Final Exam Flashcards
(37 cards)
What do cross-tabulations display?
The relationship between two categorical variables of nominal or ordinal scale.
What type of probability distribution do cross-tabulations show?
Joint probability distribution of two variables.
What can be calculated using cross-tabulations?
Marginal, joint, and conditional probabilities.
What is an odds ratio?
A measure that can be calculated from cross-tabulations.
Name three statistical tests that can be calculated from cross-tabulations.
- Chi-square test
- Fisher’s exact test
- McNemar test
True or False: Cross-tabulations can only be used for continuous variables.
False
Fill in the blank: Cross-tabulations can assess the statistical significance of unequal distributions found in the _______.
cross-tabulation.
What does each row in a cross-tabulation represent?

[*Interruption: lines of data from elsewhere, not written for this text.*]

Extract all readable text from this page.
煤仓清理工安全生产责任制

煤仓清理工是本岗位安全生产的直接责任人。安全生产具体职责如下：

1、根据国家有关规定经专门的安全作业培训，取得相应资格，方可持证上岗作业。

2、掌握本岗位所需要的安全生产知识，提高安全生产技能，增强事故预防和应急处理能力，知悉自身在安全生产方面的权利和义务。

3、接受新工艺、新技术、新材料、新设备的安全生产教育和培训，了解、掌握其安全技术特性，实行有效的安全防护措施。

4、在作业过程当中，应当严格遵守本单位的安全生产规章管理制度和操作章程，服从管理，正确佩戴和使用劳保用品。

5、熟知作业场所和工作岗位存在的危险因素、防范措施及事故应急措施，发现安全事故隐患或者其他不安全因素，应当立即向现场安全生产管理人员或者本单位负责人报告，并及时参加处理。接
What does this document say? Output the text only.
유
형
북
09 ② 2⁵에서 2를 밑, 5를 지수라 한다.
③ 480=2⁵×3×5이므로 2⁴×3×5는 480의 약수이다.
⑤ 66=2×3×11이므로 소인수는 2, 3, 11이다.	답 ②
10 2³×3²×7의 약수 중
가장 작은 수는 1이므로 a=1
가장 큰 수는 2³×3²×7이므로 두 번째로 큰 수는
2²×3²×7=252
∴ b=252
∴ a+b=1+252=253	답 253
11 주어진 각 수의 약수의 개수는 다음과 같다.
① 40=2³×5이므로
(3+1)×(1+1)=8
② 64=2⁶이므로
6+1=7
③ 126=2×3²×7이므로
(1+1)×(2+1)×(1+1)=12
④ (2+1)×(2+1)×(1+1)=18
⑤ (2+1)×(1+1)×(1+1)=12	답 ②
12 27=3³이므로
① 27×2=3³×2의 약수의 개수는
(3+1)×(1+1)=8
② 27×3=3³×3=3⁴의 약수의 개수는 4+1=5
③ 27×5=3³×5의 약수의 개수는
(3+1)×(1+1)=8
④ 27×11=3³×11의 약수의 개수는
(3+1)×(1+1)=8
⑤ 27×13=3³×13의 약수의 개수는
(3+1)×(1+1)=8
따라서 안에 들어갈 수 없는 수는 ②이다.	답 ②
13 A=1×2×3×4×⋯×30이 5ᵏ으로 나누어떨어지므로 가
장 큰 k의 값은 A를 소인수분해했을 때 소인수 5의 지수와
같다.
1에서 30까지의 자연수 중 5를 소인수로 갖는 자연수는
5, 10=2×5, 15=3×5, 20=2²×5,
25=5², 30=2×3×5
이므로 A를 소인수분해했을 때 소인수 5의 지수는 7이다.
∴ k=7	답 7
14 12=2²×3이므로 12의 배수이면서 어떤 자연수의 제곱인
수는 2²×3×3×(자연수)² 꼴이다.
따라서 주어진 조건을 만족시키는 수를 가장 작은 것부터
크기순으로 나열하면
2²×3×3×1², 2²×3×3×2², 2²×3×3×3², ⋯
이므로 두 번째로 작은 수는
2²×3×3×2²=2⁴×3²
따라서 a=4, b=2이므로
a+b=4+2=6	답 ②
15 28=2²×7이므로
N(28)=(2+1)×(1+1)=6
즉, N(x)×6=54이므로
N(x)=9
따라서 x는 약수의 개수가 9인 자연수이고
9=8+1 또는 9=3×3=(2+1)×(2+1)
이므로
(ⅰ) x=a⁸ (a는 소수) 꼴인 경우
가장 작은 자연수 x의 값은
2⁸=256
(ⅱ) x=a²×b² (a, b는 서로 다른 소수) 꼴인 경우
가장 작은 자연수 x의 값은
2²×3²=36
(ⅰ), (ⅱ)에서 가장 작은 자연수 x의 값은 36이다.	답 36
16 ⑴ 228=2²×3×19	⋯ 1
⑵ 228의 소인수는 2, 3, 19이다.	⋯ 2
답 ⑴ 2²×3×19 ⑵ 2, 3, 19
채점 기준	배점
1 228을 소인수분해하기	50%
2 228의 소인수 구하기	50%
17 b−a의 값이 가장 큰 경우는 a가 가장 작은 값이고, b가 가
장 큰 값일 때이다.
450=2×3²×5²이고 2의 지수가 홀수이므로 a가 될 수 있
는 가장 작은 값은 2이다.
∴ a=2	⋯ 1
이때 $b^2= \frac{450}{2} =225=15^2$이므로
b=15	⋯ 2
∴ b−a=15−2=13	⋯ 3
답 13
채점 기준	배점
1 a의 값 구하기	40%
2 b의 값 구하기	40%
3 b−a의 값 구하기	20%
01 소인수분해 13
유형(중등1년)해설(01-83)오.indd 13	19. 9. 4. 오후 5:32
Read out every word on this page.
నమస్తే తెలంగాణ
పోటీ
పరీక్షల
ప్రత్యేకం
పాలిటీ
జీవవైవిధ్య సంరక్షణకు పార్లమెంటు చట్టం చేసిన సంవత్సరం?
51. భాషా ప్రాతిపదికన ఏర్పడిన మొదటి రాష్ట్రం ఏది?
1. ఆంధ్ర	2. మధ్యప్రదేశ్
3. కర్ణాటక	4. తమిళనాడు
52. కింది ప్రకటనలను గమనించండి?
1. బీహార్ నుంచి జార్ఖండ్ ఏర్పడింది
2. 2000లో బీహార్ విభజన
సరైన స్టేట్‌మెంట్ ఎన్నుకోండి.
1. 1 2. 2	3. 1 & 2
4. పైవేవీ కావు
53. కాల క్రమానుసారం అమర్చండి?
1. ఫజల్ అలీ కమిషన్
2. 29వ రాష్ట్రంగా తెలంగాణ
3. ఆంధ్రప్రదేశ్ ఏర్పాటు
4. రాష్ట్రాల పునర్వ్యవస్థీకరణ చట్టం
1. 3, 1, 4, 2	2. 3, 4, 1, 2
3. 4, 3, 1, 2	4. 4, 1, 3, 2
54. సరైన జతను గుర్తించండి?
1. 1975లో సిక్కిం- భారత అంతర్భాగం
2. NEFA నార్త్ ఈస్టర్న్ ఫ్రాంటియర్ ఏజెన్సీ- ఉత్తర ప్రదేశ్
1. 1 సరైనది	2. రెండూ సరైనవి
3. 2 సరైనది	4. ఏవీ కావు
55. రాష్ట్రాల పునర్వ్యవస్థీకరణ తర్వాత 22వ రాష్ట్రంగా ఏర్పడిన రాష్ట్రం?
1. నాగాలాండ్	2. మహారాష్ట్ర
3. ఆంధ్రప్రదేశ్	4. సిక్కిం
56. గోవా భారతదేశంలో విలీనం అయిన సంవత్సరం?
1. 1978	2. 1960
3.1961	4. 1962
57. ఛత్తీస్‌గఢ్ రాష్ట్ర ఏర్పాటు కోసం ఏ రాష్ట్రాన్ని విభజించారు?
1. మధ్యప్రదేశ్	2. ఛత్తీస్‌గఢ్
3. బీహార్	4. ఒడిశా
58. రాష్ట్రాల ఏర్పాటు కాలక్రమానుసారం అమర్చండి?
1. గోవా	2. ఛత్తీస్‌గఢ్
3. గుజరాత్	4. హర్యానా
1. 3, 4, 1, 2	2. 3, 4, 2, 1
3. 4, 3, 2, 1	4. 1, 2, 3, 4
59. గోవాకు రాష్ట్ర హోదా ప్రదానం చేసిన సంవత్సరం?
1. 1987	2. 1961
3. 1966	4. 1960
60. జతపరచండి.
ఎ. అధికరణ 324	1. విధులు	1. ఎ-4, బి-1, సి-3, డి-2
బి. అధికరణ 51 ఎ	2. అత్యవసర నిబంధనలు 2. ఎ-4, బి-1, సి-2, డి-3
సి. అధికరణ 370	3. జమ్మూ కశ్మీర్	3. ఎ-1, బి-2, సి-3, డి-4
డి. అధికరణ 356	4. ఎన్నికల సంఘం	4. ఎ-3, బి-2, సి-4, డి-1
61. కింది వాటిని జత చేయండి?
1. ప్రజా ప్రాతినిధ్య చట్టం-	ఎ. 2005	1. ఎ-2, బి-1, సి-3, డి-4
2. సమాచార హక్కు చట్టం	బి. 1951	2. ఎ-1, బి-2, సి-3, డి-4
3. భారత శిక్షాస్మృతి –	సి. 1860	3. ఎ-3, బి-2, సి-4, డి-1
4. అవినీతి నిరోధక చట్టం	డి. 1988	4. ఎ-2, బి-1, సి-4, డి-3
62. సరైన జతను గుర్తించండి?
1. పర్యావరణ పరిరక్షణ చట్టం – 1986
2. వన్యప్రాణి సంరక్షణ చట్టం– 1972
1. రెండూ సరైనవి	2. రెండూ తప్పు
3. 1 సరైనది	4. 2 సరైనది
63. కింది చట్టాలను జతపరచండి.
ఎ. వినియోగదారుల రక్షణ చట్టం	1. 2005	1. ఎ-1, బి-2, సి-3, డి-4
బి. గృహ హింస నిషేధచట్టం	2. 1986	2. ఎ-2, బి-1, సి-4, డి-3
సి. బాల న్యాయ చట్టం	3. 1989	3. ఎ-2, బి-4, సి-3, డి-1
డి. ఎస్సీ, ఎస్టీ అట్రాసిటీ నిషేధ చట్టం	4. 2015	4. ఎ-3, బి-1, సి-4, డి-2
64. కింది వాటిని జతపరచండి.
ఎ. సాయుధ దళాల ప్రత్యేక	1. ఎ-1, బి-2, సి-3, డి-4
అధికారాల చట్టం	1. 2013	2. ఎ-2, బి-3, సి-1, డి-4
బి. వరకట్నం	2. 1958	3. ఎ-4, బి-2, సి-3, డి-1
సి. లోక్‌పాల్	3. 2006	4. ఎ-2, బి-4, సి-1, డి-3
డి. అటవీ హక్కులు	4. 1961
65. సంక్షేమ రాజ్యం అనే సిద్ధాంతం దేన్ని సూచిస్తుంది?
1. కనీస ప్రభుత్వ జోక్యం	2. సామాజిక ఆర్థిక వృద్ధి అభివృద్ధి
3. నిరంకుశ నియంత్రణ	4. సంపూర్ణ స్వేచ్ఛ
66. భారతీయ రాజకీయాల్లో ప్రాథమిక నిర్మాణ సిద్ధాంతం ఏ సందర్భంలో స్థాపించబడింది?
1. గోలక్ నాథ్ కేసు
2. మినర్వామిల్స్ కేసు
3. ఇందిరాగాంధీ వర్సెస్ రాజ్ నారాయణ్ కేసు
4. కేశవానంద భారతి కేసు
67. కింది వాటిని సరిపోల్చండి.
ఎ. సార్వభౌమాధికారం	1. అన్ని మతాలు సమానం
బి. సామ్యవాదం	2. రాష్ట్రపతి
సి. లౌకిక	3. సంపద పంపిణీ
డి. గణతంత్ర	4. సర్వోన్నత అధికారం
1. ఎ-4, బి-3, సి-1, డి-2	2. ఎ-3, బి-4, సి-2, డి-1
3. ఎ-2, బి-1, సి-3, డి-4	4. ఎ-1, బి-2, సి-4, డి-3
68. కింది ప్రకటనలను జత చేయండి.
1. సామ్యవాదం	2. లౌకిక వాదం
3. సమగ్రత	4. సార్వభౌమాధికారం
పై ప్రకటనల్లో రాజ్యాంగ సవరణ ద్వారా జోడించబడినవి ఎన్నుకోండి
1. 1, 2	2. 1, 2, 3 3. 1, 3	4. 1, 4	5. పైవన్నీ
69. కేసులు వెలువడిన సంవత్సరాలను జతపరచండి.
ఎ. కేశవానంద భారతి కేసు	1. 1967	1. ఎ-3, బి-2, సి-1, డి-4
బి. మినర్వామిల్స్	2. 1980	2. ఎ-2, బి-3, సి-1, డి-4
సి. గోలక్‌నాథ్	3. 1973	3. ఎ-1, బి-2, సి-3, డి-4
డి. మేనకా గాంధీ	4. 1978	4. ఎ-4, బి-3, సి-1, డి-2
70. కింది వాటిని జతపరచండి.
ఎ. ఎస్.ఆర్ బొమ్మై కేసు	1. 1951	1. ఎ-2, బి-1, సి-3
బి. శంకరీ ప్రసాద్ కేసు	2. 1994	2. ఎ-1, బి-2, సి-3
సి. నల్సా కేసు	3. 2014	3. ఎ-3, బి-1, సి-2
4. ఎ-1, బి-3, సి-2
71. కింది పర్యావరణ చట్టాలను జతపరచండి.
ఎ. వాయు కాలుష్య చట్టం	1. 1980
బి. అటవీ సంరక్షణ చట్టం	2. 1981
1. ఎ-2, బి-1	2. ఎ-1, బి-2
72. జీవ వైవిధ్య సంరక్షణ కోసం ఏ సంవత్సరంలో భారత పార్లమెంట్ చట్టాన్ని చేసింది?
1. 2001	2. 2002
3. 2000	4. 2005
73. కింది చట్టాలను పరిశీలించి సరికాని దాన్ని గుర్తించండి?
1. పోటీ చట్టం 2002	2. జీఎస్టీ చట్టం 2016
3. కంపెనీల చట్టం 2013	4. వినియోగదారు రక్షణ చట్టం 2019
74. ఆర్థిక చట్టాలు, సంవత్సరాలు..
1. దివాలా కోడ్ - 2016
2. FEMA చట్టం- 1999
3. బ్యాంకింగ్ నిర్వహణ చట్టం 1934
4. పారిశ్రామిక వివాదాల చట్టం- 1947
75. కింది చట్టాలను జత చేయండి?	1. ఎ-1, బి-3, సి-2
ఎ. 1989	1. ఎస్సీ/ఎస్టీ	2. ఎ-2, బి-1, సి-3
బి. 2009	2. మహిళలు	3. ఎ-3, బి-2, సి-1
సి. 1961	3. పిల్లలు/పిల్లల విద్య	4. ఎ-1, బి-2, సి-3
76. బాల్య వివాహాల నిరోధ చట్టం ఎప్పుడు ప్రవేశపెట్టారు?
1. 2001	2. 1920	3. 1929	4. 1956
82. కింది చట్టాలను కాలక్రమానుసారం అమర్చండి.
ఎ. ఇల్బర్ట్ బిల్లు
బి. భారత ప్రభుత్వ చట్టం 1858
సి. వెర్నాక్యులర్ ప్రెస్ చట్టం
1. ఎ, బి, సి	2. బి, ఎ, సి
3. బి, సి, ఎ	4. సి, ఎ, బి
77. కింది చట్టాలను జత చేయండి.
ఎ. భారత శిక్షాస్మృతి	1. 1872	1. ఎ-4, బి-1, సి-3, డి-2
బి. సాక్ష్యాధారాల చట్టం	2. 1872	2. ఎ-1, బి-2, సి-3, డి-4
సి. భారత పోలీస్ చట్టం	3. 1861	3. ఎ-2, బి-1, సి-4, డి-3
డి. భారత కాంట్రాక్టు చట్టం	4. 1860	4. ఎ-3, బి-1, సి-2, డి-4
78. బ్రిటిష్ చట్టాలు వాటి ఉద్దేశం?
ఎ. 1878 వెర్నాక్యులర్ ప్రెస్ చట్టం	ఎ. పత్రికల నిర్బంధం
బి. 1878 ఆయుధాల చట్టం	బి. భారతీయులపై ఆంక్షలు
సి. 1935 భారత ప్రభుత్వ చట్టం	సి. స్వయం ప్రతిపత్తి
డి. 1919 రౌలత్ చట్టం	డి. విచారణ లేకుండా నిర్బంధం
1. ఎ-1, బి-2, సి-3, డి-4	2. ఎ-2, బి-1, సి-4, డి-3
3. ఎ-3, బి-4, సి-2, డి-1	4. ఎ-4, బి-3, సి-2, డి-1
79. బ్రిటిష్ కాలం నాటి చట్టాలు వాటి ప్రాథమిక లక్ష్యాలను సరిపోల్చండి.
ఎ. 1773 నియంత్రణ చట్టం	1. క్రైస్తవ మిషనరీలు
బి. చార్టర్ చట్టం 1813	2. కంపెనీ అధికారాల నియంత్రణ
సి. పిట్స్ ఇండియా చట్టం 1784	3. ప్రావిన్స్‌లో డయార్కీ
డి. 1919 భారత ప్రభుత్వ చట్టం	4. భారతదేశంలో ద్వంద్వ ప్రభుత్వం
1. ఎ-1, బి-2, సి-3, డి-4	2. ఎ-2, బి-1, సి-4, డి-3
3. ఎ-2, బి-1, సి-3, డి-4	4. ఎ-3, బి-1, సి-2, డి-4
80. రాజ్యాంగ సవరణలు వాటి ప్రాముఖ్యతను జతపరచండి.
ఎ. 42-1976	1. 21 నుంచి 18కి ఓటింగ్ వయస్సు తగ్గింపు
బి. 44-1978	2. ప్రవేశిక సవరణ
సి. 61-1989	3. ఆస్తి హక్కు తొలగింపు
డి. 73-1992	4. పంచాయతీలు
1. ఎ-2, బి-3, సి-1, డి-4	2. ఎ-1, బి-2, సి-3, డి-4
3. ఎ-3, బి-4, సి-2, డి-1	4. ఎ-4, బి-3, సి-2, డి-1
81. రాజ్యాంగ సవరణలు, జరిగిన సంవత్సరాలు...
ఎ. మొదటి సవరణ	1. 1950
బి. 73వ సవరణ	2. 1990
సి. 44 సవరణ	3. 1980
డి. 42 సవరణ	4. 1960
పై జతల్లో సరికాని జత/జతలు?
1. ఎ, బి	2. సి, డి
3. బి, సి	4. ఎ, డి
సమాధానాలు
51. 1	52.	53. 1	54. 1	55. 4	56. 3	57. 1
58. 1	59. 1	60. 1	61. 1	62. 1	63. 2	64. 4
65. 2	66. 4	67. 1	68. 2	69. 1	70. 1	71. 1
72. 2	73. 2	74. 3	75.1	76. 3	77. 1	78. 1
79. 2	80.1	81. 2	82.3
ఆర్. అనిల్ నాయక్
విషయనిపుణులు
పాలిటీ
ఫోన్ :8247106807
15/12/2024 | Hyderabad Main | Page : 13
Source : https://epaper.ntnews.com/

Each row represents the categories of one variable (e.g., some exposure of interest).
What does each column in a cross-tabulation represent?
Each column represents the categories of a second variable (e.g., some health outcome).
How can cross-tabulations be used in probability estimation?
Cross-tabulations can be used to estimate probabilities by calculating proportions using the numbers in the table.
What is the most common type of cross-tabulation?
The 2 x 2 table
What do the variables in a 2 x 2 table represent?
Two dichotomous (two categories) variables
What are conditional probabilities?
The probability of falling within a specific category for one variable given that the person already falls within a specific category on the other variable.
Conditional probabilities help in understanding the relationship between two variables.
What are marginal probabilities?
The proportion of the total sample with a specific characteristic.
Marginal probabilities provide insight into the overall distribution of a characteristic in the sample.
What is joint probability?
The probability of the co-occurrence of being in a specific category for one variable and a specific category for the second variable.
Joint probability helps in understanding the relationship between two categorical variables.
What statistic is commonly used to assess statistical significance for two categorical variables?
The chi-square statistic (X2).
The chi-square test helps determine if there is a significant association between the variables.
There are three assumptions underlying the chi-square test:
The data are frequency data (counts of the number of individuals falling within each category).
Adequate sample size—all expected cell counts must be ≥ 5
Measures independent of each other
What does the chi-square test compare?
The expected frequencies with the observed frequencies in each cell
What are ‘expected frequencies’ in the context of the chi-square test?
The number of observations in each cell of the cross-tabulation table that you would expect to see if the two variables are not associated with each other
True or False: Expected frequencies indicate a relationship between two variables.
False
What is the McNemar test?
A variation on the chi-square test used for nonindependent dichotomous variables
When is the McNemar test applicable?
When two dichotomous variables are nonindependent or if assumptions no 3 cannot be met
When do you use a fisher’s exact test?
If assumption no. 2 (adequate sample size—all expected cell counts must be ≥ 5) cannot be met
What is Sensitivity?
Proportion of positive results among all patients who have a certain disease.
Sensitivity measures the true positive rate of a diagnostic test.